First we create a new module that will take a backbone as feature extractor and a custom classifier. Multi-sample dropout (MSD) will be achieved by iteratively calling the classifier in a for loop and saving the logits. Later, we will deal with the logits inside the training loop.

import torch
import torch.nn as nn
import torchvision
import torchvision.transforms as transforms
from torchvision import models
import torch.optim as optim


class PretrainedMSD(nn.Module):
    def __init__(self, model, classifier, dropout_num=8):
        super(PretrainedMSD, self).__init__()
        self.features = model
        self.classifier = classifier
        self.dropout_num = dropout_num

    def forward(self, x):
        x = self.features(x)  # Make sure x is flattened before classification layer
        if self.training:
            out = []
            for i in range(self.dropout_num):
                out.append(self.classifier(x))
            out = torch.cat(out)  # Concatenate the results (size= dropout_num * batch_size, num_classes)
        else:
            out = self.classifier(x)
        return out

Below we use DenseNet121 as the backbone and perform a binary classification task using fake image data. During training the MSD is active, and model returns 8 times the normal logits. We simply repeat the original labels to match the new logits shape. Then we reshape the logits and take its average. During evaluation, model returns the normal logits and loss is computed in the normal way.

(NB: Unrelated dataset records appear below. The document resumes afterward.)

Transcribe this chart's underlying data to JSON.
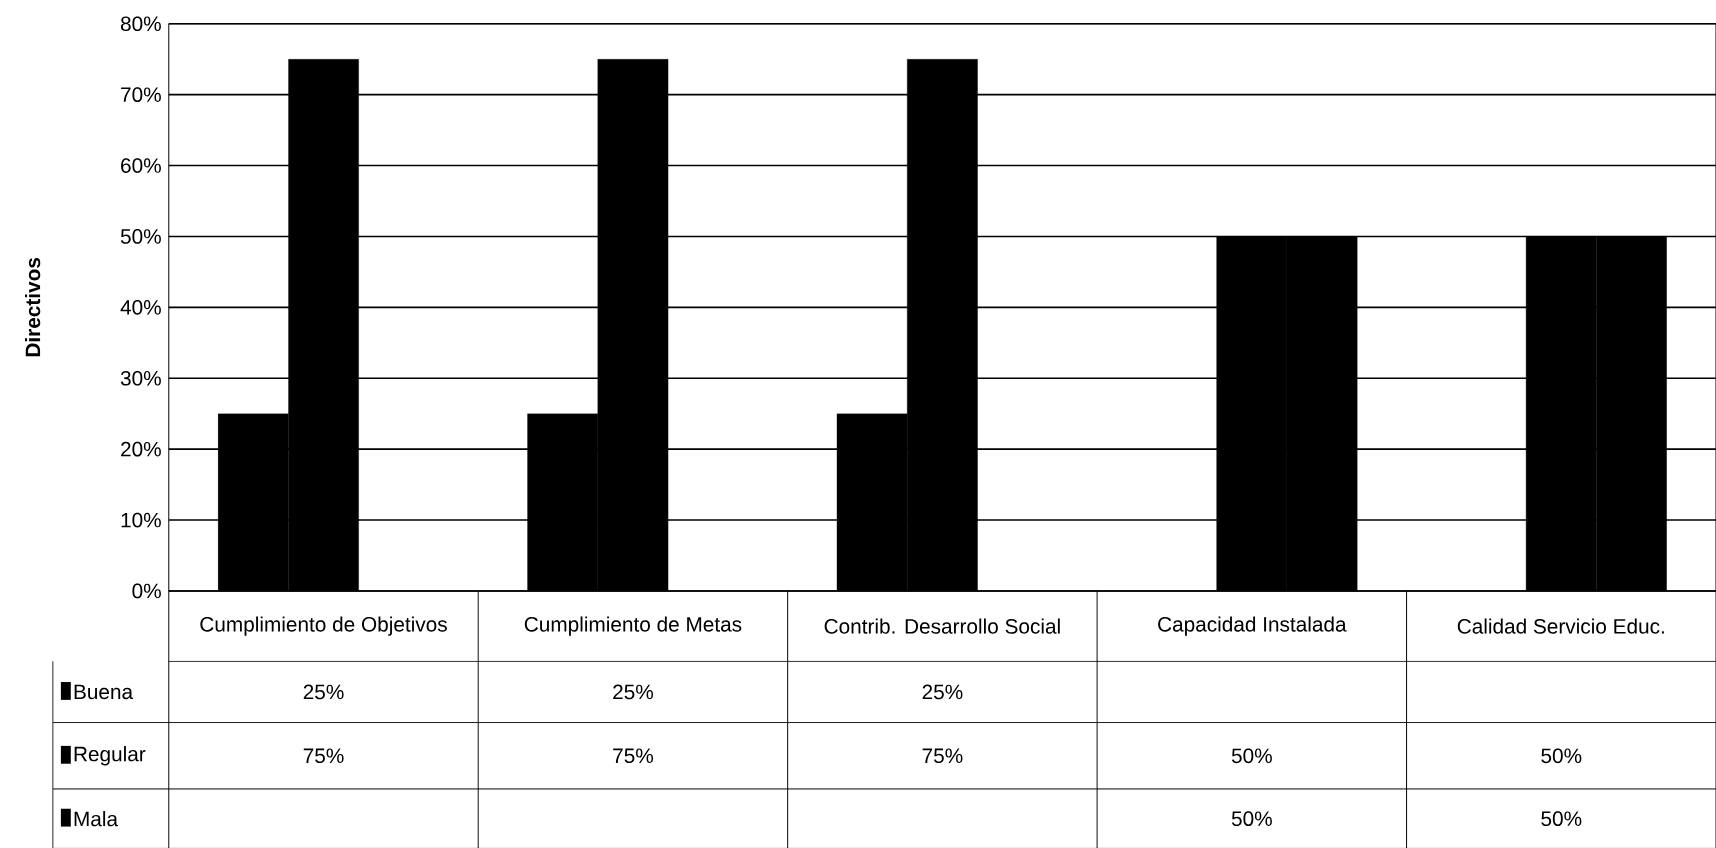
{
  "chart_data": {
    "type": "bar",
    "ylabel": "Directivos",
    "categories": [
      "Cumplimiento de Objetivos",
      "Cumplimiento de Metas",
      "Contrib. Desarrollo Social",
      "Capacidad Instalada",
      "Calidad Servicio Educ."
    ],
    "series": [
      {
        "name": "Buena",
        "color": "#000000",
        "values": [
          25,
          25,
          25,
          null,
          null
        ],
        "value_labels": [
          "25%",
          "25%",
          "25%",
          null,
          null
        ]
      },
      {
        "name": "Regular",
        "color": "#000000",
        "values": [
          75,
          75,
          75,
          50,
          50
        ],
        "value_labels": [
          "75%",
          "75%",
          "75%",
          "50%",
          "50%"
        ]
      },
      {
        "name": "Mala",
        "color": "#000000",
        "values": [
          null,
          null,
          null,
          50,
          50
        ],
        "value_labels": [
          null,
          null,
          null,
          "50%",
          "50%"
        ]
      }
    ],
    "ylim": [
      0,
      80
    ],
    "yticks": [
      {
        "value": 0,
        "label": "0%"
      },
      {
        "value": 10,
        "label": "10%"
      },
      {
        "value": 20,
        "label": "20%"
      },
      {
        "value": 30,
        "label": "30%"
      },
      {
        "value": 40,
        "label": "40%"
      },
      {
        "value": 50,
        "label": "50%"
      },
      {
        "value": 60,
        "label": "60%"
      },
      {
        "value": 70,
        "label": "70%"
      },
      {
        "value": 80,
        "label": "80%"
      }
    ],
    "grid": "y",
    "legend": "bottom left"
  }
}
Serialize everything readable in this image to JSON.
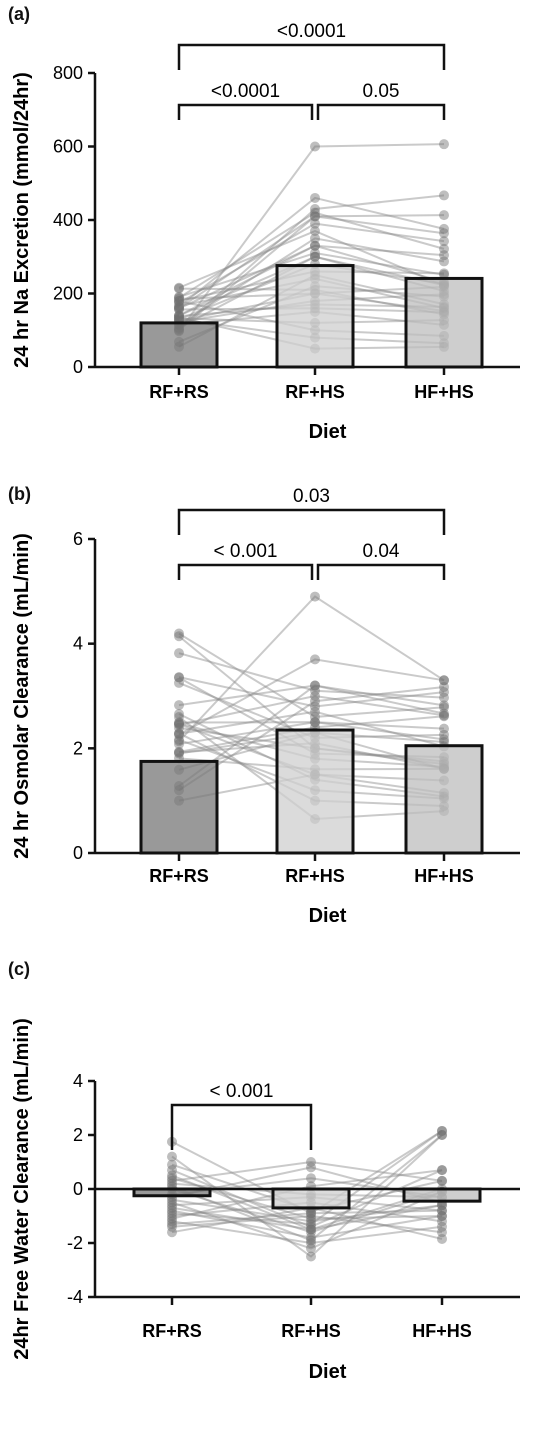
{
  "chart_data": [
    {
      "panel": "(a)",
      "type": "bar",
      "xlabel": "Diet",
      "ylabel": "24 hr Na Excretion (mmol/24hr)",
      "categories": [
        "RF+RS",
        "RF+HS",
        "HF+HS"
      ],
      "values": [
        120,
        276,
        241
      ],
      "bar_colors": [
        "#777777",
        "#cfcfcf",
        "#bdbdbd"
      ],
      "ylim": [
        0,
        800
      ],
      "yticks": [
        "0",
        "200",
        "400",
        "600",
        "800"
      ],
      "comparisons": [
        {
          "from": 0,
          "to": 2,
          "label": "<0.0001"
        },
        {
          "from": 0,
          "to": 1,
          "label": "<0.0001"
        },
        {
          "from": 1,
          "to": 2,
          "label": "0.05"
        }
      ],
      "individual_points": [
        [
          55,
          250
        ],
        [
          60,
          150
        ],
        [
          65,
          220
        ],
        [
          70,
          430
        ],
        [
          75,
          600
        ],
        [
          80,
          300
        ],
        [
          85,
          180
        ],
        [
          90,
          410
        ],
        [
          95,
          350
        ],
        [
          100,
          120
        ],
        [
          105,
          460
        ],
        [
          110,
          330
        ],
        [
          115,
          200
        ],
        [
          120,
          260
        ],
        [
          125,
          390
        ],
        [
          130,
          160
        ],
        [
          135,
          310
        ],
        [
          140,
          240
        ],
        [
          150,
          420
        ],
        [
          160,
          100
        ],
        [
          170,
          370
        ],
        [
          180,
          210
        ],
        [
          90,
          280
        ],
        [
          110,
          50
        ],
        [
          130,
          170
        ],
        [
          120,
          300
        ],
        [
          100,
          80
        ],
        [
          140,
          330
        ],
        [
          150,
          410
        ],
        [
          160,
          200
        ]
      ]
    },
    {
      "panel": "(b)",
      "type": "bar",
      "xlabel": "Diet",
      "ylabel": "24 hr Osmolar Clearance (mL/min)",
      "categories": [
        "RF+RS",
        "RF+HS",
        "HF+HS"
      ],
      "values": [
        1.75,
        2.35,
        2.05
      ],
      "bar_colors": [
        "#777777",
        "#cfcfcf",
        "#bdbdbd"
      ],
      "ylim": [
        0,
        6
      ],
      "yticks": [
        "0",
        "2",
        "4",
        "6"
      ],
      "comparisons": [
        {
          "from": 0,
          "to": 2,
          "label": "0.03"
        },
        {
          "from": 0,
          "to": 1,
          "label": "< 0.001"
        },
        {
          "from": 1,
          "to": 2,
          "label": "0.04"
        }
      ],
      "individual_points": [
        [
          1.0,
          1.5
        ],
        [
          1.1,
          2.0
        ],
        [
          1.2,
          3.2
        ],
        [
          1.3,
          2.5
        ],
        [
          1.4,
          2.1
        ],
        [
          1.5,
          4.9
        ],
        [
          1.6,
          1.8
        ],
        [
          1.7,
          2.4
        ],
        [
          1.8,
          3.7
        ],
        [
          1.9,
          1.4
        ],
        [
          2.0,
          2.8
        ],
        [
          2.1,
          2.2
        ],
        [
          2.2,
          3.0
        ],
        [
          2.8,
          2.6
        ],
        [
          3.0,
          2.0
        ],
        [
          3.2,
          3.1
        ],
        [
          1.3,
          0.65
        ],
        [
          1.2,
          1.6
        ],
        [
          1.0,
          2.3
        ],
        [
          2.9,
          1.9
        ],
        [
          1.1,
          1.2
        ],
        [
          1.5,
          2.7
        ],
        [
          1.9,
          3.2
        ],
        [
          1.7,
          1.0
        ],
        [
          1.4,
          2.3
        ],
        [
          2.0,
          1.5
        ],
        [
          1.8,
          2.5
        ],
        [
          1.2,
          2.9
        ]
      ]
    },
    {
      "panel": "(c)",
      "type": "bar",
      "xlabel": "Diet",
      "ylabel": "24hr Free Water Clearance (mL/min)",
      "categories": [
        "RF+RS",
        "RF+HS",
        "HF+HS"
      ],
      "values": [
        -0.25,
        -0.7,
        -0.45
      ],
      "bar_colors": [
        "#777777",
        "#cfcfcf",
        "#bdbdbd"
      ],
      "ylim": [
        -4,
        4
      ],
      "yticks": [
        "-4",
        "-2",
        "0",
        "2",
        "4"
      ],
      "comparisons": [
        {
          "from": 0,
          "to": 1,
          "label": "< 0.001"
        }
      ],
      "individual_points": [
        [
          1.75,
          -0.9
        ],
        [
          1.2,
          -2.5
        ],
        [
          0.7,
          -1.4
        ],
        [
          0.3,
          1.0
        ],
        [
          0.0,
          -1.6
        ],
        [
          -0.2,
          0.4
        ],
        [
          -0.4,
          -1.2
        ],
        [
          -0.6,
          -0.3
        ],
        [
          -0.8,
          -1.8
        ],
        [
          -1.0,
          -0.5
        ],
        [
          -1.2,
          -2.0
        ],
        [
          -1.4,
          -1.0
        ],
        [
          -1.6,
          -0.7
        ],
        [
          0.5,
          -1.5
        ],
        [
          -0.3,
          0.8
        ],
        [
          -0.9,
          -1.3
        ],
        [
          0.1,
          -1.9
        ],
        [
          -1.1,
          0.1
        ],
        [
          0.9,
          -0.8
        ],
        [
          -0.5,
          -2.2
        ],
        [
          0.2,
          -0.2
        ],
        [
          -0.7,
          -1.5
        ],
        [
          -1.3,
          -0.9
        ],
        [
          0.4,
          -1.1
        ]
      ],
      "hfhs_points": [
        2.15,
        2.0,
        0.7,
        0.3,
        -0.1,
        -0.3,
        -0.6,
        -0.8,
        -1.0,
        -1.2,
        -1.4,
        -1.6,
        -1.85,
        0.0,
        -0.5
      ]
    }
  ]
}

if __name__ == '__main__':
    base_net = models.densenet121(pretrained=True)
    num_ftrs = base_net.classifier.in_features  # Needed to create the new classifier
    base_net.classifier = nn.Identity()  # By-pass the original classifier

    classifier = nn.Sequential(
        nn.Dropout(0.5),
        nn.Linear(num_ftrs, 2, bias=True)  # Binary classification
    )

    model = PretrainedMSD(base_net, classifier)  # Default dropout number is 8

    transform = transforms.Compose([
        transforms.ToTensor(),
        transforms.Normalize((0.485, 0.456, 0.406), (0.229, 0.224, 0.225))
    ])

    trainset = torchvision.datasets.FakeData(size=1000, num_classes=2, transform=transform)  # Create fake data
    trainloader = torch.utils.data.DataLoader(trainset, batch_size=32, shuffle=True)

    criterion = nn.CrossEntropyLoss()
    optimizer = optim.SGD(model.parameters(), lr=0.001, momentum=0.9)

    for epoch in range(10):  # loop over the dataset multiple times
        for images, labels in trainloader:
            logits = model(images)
            if model.training:
                loss = criterion(logits, labels.repeat(model.dropout_num))  # Average loss
                logits = logits.view(model.dropout_num, -1, 2).mean(0)  # Average logits
            else:
                loss = criterion(logits, labels)  # For evaluation
            if model.training:
                optimizer.zero_grad()
                loss.backward()
                optimizer.step()
            acc = logits.argmax(dim=-1) == labels
            acc = acc.sum() / len(acc)
            print('Loss: ', loss.item(), 'Acc: ', acc.item())
    print('Finished Training')

If I am not missing anything important this should work. What do you think?